Legendary Record Mogul and Matador Mike Curb Sets his Sights on Preserving Music History
Few names are as synonymous with modern American music as Mike Curb ’09 (Hon.D.). He’s a living legend whose name graces a record label — Curb Records — and arts schools across the nation, including his alma mater, CSUN’s Mike Curb College of Arts, Media, and Communication.
Curb was elected California’s lieutenant governor in 1978 and served as acting governor in the early 1980s. His company still maintains offices for Curb Entertainment in his native state, but most of the record company is based in Music City: Nashville. In fact, Curb is still helping crank out No. 1 records in country, the genre that made Music City famous.
“My company is the oldest record company still owned by the original owner,” Curb said. “Next year will be my 55th year. We’ve had like 300 No. 1 records over the years.
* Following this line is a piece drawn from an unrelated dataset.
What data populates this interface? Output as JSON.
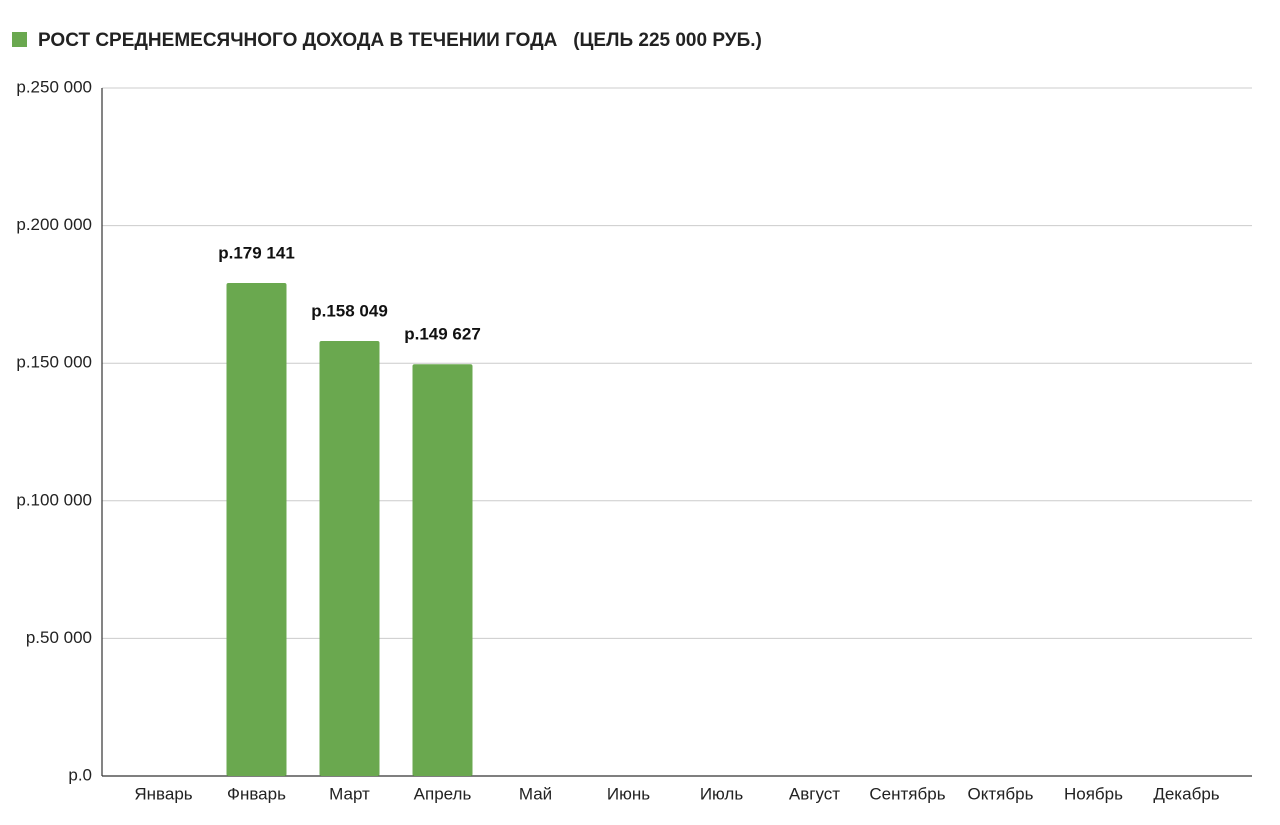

We just had a No. 1 record with Dylan Scott, and Lee Brice is having a lot of success.
“I promised my wife I would not do elected office anymore, but in Tennessee I’ve served as chairman of the Economic Development Board,” he said. “I’ve had some really nice experiences in my life, but as my mother said, I’m still doing the same thing I did when I was young — working really hard, and taking our profits and putting it back into charitable projects. Primarily into music education.”
Among his recent charitable efforts is a push to preserve American music history in Nashville and Memphis. Curb has bought up a slew of historic properties in order to restore and protect them, including 10 buildings on Nashville’s “Music Row” and the first home Elvis Presley purchased in Memphis.
“One of the things I’ve been trying to do is bring people together on this,” Curb said of preserving music history.
As an individual, Curb has written more than 300 songs and received countless industry awards, including the Overall Producer of the Year Award from Billboard magazine in 1972. Curb Records was honored by Billboard as 2001 Country Music Label of the Year and Radio & Records magazine as 2005 Overall Gold Label of the Year. He also serves as chairman of the Mike Curb Family Foundation and chairman/owner of gospel music powerhouse Word Entertainment.
He has stars on the Hollywood Walk of Fame and Nashville’s Music City Walk of Fame. He’s also a longtime fan and supporter of NASCAR, as co-owner of Curb Agajanian Motorsports. In 2006, CSUN honored Curb with its highest alumni honor, the Distinguished Alumni Award.
Curb wrote his earliest songs and got his start while a student at what was then known as San Fernando Valley State College in the early 1960s.
“I had a professor who let me use the music room in Cypress Hall,” Curb said. “The ‘music room’ back then just had a tape recorder — it was not a sophisticated room, but in those days it was enough.
“I wrote the Honda song there, and I made a tape,” he said, of his first sale: “You Meet the Nicest People on a Honda (Go Little Honda),” for the company’s national motorcycle advertising campaign. As a college student, he formed his first record company, a predecessor to Curb Records. “Then, Linda Ronstadt’s group (The Stone Ponies) signed with us, and The Electric Flag with Buddy Miles. We also were involved in some of Chicago Transit Authority’s (later, simply Chicago) early music. It’s grown and grown over the years.”
Curb grew up in Compton, and his father was an FBI agent. The family later moved to Sherman Oaks, where Mike attended Riverside Drive Elementary School and then Van Nuys Junior High School. He was a sophomore in the first cohort at Ulysses S. Grant High School when it opened in the late 1950s. At Grant, Curb began performing with his own bands and formed a vocal group, the Mike Curb Congregation. The group achieved fame with hit singles that included “Burning Bridges” and “Softly Whispering I Love You.”
After graduation, he enrolled at Valley State but left after completing two years — one of his few and major regrets, Curb said. It’s a life lesson he tirelessly emphasizes to students today.
“One of the many things I would praise the CSU system for is that they emphasize graduation and the four-year program,” he said. “If I look at my own life, if there had been a Mike Curb College of Music, that would have been exactly what I would have wanted to do with my third and fourth years of college — I want to give people the opportunity I could have had.
“When you start a business, you don’t have any money,” he said. “[In the 1960s], I had my office on the Sunset Strip. I put everything at risk, and if I had failed … But if you have a four-year degree, you can always fall back on that degree. There’s really no limit. That’s one of the things I love about the country that we live in.”